10. Nehmen Sie die Erstkommunion Ihres Kindes
auch als Chance wahr, über ihren eigenen Glaubensweg nachzudenken.
(Dr. Josef Steiner. Seelsorgereferat der Erzdiözese München und Freising)
Was hier für Erstkommunioneltern gedacht ist, gilt genauso für Eltern von
Firmlingen, aber auch für uns alle. Versuchen Sie diese 10 Regeln auf Ihre
persönliche Lebens- bzw. Glaubenssituation zu übertragen.

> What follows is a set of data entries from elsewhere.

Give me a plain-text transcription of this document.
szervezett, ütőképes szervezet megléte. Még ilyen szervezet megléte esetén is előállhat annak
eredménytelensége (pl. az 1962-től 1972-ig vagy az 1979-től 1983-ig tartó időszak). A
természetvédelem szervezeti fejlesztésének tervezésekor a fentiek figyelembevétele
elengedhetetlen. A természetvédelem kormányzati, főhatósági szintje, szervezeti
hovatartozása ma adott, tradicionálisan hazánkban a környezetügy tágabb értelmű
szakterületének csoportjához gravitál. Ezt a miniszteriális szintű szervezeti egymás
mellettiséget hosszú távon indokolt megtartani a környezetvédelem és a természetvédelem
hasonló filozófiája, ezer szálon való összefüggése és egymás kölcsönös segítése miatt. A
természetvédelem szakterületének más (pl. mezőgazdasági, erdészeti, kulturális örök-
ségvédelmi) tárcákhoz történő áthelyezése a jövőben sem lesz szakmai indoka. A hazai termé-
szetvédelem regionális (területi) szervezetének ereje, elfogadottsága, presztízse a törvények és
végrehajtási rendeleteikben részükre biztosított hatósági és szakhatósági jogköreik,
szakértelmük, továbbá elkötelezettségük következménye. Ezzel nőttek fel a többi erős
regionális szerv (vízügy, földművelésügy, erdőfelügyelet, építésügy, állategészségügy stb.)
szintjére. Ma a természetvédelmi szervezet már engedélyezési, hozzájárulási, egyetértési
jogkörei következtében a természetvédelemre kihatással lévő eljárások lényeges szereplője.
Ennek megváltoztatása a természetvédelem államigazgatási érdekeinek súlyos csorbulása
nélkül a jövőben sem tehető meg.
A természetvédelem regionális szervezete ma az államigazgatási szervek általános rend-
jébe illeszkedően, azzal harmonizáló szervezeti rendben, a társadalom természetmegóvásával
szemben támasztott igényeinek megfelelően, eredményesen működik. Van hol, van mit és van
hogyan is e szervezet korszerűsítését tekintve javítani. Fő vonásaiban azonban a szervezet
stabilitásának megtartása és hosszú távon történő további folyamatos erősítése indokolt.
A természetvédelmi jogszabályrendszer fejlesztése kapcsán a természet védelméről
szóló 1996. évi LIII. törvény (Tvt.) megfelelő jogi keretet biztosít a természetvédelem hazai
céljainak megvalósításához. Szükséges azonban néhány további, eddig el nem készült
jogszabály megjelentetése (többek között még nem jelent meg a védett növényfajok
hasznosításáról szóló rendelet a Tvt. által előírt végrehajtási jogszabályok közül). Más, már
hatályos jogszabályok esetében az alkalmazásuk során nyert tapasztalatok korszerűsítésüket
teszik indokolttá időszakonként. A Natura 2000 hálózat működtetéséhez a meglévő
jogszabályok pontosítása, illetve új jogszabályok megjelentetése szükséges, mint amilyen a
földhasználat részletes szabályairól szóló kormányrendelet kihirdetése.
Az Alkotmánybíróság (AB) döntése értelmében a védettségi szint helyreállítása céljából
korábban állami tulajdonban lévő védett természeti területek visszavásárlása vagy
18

Planen von religiösen Feiern:
Was Sie unbedingt beachten
müssen, wenn Sie eine kirchliche Feier planen:
Taufanmeldung bis spätestens 2 Wochen vor ihrem Wunschtermin
Trauungsanmeldungen bis spätestens 3 Monate vor ihrem Wunschtermin
Begräbnistermin: Von besonderer Wichtigkeit ist es, dass
Termine rund um das Begräbnis zuerst mit
dem Seelsorger besprochen werden und dann erst mit dem
Bestattungsunternehmen.
Feiern im privaten
Kreis: Bitte besprechen
Sie diese Termine möglichst frühzeitig
mit mir.
Ich erhoffe mir auch in diesem Jahr eine gute Zusammenarbeit und viel
Freude und Frieden in unserer Pfarrgemeinde.